September 30, 1964.*139 Atty. Gen. T. W. Bruton, Asst. Atty. Gen. Ray B. Brady, and Staff Attorney Hornthal, for the State.
Reuben L. Elam, Shelby, for defendant.
PER CURIAM.
In this Court defendant moves in arrest of the judgment in case No. 5632, on the third count, for that the bill of indictment does not contain the word "feloniously." A violation of G.S. § 14-89.1 is a felony. We have repeatedly held that bills of indictment charging felonies, in which there has been a failure to use the word "feloniously," are fatally defective, unless the Legislature otherwise expressly provides. State v. Callett, 211 N.C. 563, 191 S.E. 27. The motion must be sustained and the judgment arrested. This does not entitle defendant to be discharged on this count. The State, if it so elects, may put defendant to trial on a bill properly charging "Safecracking."
We find no error in the trial below on the other counts in the bills of indictment.

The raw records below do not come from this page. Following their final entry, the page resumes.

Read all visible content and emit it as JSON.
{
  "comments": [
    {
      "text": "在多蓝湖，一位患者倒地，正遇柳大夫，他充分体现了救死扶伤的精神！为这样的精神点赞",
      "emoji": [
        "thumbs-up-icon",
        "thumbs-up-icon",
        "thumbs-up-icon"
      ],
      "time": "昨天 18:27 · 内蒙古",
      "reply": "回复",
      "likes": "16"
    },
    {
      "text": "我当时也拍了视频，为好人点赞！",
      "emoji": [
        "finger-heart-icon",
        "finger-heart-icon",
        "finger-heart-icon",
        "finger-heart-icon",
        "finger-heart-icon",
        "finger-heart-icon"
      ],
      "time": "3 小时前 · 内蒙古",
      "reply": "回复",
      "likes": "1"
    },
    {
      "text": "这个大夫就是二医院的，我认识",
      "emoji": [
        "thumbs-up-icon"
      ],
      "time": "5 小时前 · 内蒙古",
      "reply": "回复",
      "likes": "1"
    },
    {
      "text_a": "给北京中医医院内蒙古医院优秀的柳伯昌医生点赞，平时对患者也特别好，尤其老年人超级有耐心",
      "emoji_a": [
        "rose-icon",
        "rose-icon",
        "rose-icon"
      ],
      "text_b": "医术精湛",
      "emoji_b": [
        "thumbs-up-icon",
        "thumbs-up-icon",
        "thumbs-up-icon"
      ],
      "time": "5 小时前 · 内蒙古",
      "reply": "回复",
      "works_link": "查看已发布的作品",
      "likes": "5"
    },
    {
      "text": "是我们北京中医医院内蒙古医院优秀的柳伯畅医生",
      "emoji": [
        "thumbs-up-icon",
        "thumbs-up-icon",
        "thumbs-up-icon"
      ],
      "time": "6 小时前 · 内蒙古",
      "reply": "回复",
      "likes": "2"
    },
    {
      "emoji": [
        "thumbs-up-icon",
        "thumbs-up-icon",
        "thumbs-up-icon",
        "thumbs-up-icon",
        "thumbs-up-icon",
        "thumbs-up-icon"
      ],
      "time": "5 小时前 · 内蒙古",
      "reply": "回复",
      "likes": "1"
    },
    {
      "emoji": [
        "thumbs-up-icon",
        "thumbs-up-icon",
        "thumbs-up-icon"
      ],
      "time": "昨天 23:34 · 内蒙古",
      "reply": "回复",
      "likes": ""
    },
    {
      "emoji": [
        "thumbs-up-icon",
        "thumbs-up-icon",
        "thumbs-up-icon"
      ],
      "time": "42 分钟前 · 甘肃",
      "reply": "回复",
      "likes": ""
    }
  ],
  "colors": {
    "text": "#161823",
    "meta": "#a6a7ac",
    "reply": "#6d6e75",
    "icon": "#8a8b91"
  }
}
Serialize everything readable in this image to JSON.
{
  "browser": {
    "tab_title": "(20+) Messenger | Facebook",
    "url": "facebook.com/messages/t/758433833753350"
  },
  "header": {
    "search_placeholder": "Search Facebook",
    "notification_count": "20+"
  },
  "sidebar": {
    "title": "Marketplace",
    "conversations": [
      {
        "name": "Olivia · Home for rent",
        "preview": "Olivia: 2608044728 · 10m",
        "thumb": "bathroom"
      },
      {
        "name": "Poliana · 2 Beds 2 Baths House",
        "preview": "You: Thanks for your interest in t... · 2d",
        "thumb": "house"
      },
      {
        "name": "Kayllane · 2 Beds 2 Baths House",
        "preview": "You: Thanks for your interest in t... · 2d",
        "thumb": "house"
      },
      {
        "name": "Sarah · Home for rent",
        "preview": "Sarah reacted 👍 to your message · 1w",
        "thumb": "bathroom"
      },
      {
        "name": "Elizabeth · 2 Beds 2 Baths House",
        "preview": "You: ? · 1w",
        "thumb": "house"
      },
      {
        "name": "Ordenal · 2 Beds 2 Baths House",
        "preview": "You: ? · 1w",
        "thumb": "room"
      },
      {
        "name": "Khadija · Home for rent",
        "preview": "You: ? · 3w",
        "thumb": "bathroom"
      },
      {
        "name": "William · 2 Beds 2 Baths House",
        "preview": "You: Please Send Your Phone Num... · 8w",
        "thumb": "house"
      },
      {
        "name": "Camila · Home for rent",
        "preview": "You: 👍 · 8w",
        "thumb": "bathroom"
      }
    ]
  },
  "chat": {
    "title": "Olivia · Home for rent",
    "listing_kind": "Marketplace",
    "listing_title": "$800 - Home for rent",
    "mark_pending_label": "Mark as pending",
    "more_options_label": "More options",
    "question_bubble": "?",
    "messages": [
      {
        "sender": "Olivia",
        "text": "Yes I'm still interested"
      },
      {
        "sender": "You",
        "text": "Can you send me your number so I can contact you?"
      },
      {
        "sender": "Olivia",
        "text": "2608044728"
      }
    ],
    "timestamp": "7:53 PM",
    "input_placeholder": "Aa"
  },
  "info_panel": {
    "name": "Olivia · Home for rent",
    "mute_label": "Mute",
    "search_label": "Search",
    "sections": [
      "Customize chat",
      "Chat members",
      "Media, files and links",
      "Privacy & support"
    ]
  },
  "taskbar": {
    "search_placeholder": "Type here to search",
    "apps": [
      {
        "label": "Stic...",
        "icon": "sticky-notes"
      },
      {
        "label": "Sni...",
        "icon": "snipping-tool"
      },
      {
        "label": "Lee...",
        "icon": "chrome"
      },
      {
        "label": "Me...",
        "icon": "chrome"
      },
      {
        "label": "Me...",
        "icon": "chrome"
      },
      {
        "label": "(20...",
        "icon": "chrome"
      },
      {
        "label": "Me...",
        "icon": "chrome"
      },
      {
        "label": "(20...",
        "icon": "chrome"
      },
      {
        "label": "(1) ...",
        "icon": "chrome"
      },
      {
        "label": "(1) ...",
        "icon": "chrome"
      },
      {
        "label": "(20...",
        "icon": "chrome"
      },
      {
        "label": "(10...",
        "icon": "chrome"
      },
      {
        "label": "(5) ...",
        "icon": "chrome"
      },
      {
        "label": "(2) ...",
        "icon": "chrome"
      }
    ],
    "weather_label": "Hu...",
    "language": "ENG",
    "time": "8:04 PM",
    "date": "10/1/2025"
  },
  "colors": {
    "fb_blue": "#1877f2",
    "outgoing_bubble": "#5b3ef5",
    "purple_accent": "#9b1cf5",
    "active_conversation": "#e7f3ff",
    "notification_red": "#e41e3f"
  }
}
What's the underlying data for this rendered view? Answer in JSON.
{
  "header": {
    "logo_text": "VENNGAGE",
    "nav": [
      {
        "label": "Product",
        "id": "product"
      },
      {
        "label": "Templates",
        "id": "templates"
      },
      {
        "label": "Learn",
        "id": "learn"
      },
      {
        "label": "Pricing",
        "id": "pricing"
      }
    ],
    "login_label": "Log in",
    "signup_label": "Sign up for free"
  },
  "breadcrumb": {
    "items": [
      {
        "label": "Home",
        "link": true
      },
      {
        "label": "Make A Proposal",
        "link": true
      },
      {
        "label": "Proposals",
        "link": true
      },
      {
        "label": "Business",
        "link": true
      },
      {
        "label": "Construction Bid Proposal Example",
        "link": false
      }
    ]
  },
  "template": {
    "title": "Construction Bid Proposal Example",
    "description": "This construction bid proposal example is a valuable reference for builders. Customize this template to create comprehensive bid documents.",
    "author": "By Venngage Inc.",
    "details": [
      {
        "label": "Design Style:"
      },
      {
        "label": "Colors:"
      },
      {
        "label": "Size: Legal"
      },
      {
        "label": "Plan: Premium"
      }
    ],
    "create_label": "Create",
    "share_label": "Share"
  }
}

However, since the sentences on those counts are to begin at the expiration of the sentence on the third count in the bill of indictment in case No. 5632 (safecracking), the judgments on such counts must be set aside and the cause remanded for judgment thereon. State v. Sutton, 244 N.C. 679, 94 S.E.2d 797.
No. 5632 (third count)Judgment arrested.
No. 5632 (first and second counts) and No. 5632B (first and second counts) Sentences vacated and cause remanded for judgment.